Now, when you dissolve potassium chloride crystals in water, the same thing happens. The potassium and chloride would dissolve. Chloride is happy in water, and the positive potassium, much like sodium, is dissolved in water, with the oxygens pointed to the potassium. What this means is that these positive ions are happy in water.
To go into a channel, they have to come out of the water, and come into a little part that we call the selectivity filter. The potassium channel is such that it has oxygens, the same kind of atom as in the water, but they are part of the protein itself. And these oxygens are held, so that when the potassium comes in, instead of being close to the oxygens of water, it's close to the oxygens of the protein. Now, sodium can do that, too. But what the potassium channel does, it makes a hole that's a little bit bigger. It's a good size for potassium, and it's a little too big for sodium.
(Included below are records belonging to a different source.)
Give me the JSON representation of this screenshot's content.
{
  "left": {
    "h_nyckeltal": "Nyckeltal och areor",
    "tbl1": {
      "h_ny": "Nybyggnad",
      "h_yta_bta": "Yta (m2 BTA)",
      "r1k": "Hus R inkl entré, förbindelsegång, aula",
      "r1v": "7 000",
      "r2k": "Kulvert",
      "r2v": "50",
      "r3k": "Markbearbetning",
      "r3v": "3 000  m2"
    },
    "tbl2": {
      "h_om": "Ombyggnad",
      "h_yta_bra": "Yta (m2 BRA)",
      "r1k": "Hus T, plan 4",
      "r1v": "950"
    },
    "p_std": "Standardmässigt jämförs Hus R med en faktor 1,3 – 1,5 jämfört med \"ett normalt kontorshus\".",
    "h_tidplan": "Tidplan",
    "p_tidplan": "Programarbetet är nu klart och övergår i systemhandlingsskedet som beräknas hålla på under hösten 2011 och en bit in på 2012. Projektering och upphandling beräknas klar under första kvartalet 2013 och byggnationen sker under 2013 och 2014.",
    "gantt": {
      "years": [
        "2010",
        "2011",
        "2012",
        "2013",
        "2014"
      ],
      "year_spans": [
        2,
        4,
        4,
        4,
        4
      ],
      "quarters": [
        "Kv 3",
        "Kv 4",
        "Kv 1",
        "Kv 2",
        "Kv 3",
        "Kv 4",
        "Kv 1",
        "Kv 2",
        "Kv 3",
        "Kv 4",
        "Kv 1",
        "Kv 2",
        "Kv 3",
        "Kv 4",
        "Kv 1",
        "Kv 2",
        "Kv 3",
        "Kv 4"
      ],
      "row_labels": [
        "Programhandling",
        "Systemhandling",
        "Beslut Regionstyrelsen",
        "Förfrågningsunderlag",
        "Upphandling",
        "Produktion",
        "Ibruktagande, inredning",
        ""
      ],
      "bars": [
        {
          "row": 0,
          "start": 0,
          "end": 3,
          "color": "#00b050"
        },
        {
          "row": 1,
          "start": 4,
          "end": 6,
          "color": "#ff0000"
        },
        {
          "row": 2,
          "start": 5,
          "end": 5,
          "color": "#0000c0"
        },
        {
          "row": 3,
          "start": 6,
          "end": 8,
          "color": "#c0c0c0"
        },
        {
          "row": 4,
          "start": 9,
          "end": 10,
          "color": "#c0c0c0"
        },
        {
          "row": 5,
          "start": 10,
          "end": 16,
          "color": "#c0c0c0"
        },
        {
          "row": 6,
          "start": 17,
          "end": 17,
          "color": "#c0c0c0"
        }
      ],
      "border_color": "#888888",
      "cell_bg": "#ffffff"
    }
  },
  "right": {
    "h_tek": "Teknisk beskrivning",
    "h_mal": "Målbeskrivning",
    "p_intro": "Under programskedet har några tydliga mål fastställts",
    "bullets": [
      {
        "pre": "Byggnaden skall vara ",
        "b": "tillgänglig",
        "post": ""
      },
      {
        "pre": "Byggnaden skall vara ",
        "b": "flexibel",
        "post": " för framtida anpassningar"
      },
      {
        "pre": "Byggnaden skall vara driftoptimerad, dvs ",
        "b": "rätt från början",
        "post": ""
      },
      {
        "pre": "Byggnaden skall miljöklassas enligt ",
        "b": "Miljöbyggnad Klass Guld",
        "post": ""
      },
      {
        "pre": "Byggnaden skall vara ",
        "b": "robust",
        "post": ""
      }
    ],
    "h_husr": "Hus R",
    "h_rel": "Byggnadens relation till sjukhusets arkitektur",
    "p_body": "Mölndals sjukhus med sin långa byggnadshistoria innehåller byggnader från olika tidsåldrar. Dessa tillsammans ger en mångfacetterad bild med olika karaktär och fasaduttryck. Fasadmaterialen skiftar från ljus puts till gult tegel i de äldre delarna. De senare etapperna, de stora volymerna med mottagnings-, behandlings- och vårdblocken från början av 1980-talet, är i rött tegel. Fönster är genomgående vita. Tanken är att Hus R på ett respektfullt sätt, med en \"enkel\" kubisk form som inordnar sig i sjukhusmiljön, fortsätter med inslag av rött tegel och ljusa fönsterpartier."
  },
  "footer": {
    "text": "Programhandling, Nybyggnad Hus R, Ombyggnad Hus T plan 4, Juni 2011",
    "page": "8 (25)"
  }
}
When we consider selectivity, let's think about sodium. Sodium can be in water, or it could be in the potassium channel. And where it's going to be depends on where it's energetically most stable. Now, in water, the oxygens from the water get very close to the sodium ion, but in the potassium channel, because the little hole that the channel provides is a little too large for sodium, the sodium would rather be in the water. And so what happens is it partitions or it stays in the water. The potassium, on the other hand, seems to be equally happy in the potassium channel and in the water, because the hole made by the channel is just the right size for potassium. And you have to understand, it's an energetic balance between "does the ion want to be out in the water?" or "does it want to be in the channel?" And to the best we can understand, this structure, of course, allows us to make this as a hypothesis. What it appears to us is that the sodium ion would rather be in the water than in the channel due to the hole size, whereas the potassium ion is equally happy in the channel and in the water, and thus you have a potassium channel.
SA: When you determined the structure of the potassium channel two years ago, was there anything completely unpredicted by previous mutagenesis studies or other studies?
Yes, there were many features that were really not predicted. People certainly had an idea that there would be a protein with a hole down in the middle, and in fact the idea that there would be probably oxygen atoms available to surround a potassium ion in the selectivity filter. And we even knew which amino acids would make the selectivity filter; we knew that from our own mutagenesis work in this lab. So we knew which amino acids would do it, but we did not know what kind of structure they would take. In order to understand that, we really had to see it, because there are so many ways you could arrange a given set of amino acids.
Then there was a feature of the channel that was altogether unpredicted. We never would have been able to predict it without seeing it. And that was this very strange arrangement of the helical segments of the channel. Proteins are made of some basic structural elements, alpha-helices and beta-sheets, and these elements were described a long, long time ago. It turns out the potassium channel is mostly alpha-helices, and it has a certain set of alpha-helices that are arranged in a very interesting way. The alpha-helix has polarity in that it has two ends; it is not the same going forward and backward. One of the differences in the ends is the amount of charge. One end that we call the amino terminus, the N-terminus of the helix, tends to be plus-charged--here again we are talking about charges--and the C-terminal end of the helix tends to be negatively charged. The channel's architecture is such that it points four helices, the negative ends of the helices, straight at the middle of the membrane.